Design and Optimization of Ddr6 Sram Using Machine Learning Techniques

Memory design plays a crucial role in modern digital systems, influencing performance, power efficiency, and storage capacity. As computing applications demand higher data processing speeds and larger storage capabilities, advancements in semiconductor memory technologies have become essential. The work focuses on the scaling of a 1-bit SRAM to 8 Gb using machine learning techniques, optimizing power consumption, access time, and area efficiency while ensuring reliability and performance. A comparative analysis of CMOS and FinFET technologies is conducted using HSPICE simulations to evaluate their impact on memory efficiency and scaling challenges. In parallel, this research investigates Double Data Rate (DDR) memory, a widely used Synchronous Dynamic Random-Access Memory (SDRAM) technology that enhances data transfer rates by utilizing both rising and falling edges of the clock signal. A key aspect of this research is the analysis of time slack violations in DDR Burst SRAM. Timing slack, which represents the difference between required and actual signal arrival times, is critical in determining the reliability of high-speed memory designs. Negative slack indicates timing violations that can lead to data integrity issues and system failures.
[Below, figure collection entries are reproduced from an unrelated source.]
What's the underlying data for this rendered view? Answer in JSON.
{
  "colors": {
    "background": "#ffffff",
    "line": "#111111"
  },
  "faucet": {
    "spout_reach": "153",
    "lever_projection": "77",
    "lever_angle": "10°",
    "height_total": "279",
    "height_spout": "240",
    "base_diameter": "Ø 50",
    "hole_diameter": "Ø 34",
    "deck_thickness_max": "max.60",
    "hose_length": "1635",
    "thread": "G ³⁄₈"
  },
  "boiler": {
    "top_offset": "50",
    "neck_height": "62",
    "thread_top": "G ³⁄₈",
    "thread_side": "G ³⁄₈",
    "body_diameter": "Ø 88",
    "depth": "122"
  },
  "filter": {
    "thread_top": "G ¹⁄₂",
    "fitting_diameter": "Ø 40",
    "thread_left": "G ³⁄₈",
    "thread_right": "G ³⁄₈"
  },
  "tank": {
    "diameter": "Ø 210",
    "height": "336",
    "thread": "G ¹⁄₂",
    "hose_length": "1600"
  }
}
This work employs static timing analysis (STA) techniques and machine learning-based prediction models to determine whether timing slack violations occur in DDRB SRAM, addressing potential solutions through circuit-level and architectural optimizations. The findings provide insights into efficient SRAM scaling strategies and emphasize the importance of timing analysis in DDR memory designs, ensuring the future stability and efficiency of high-performance computing systems.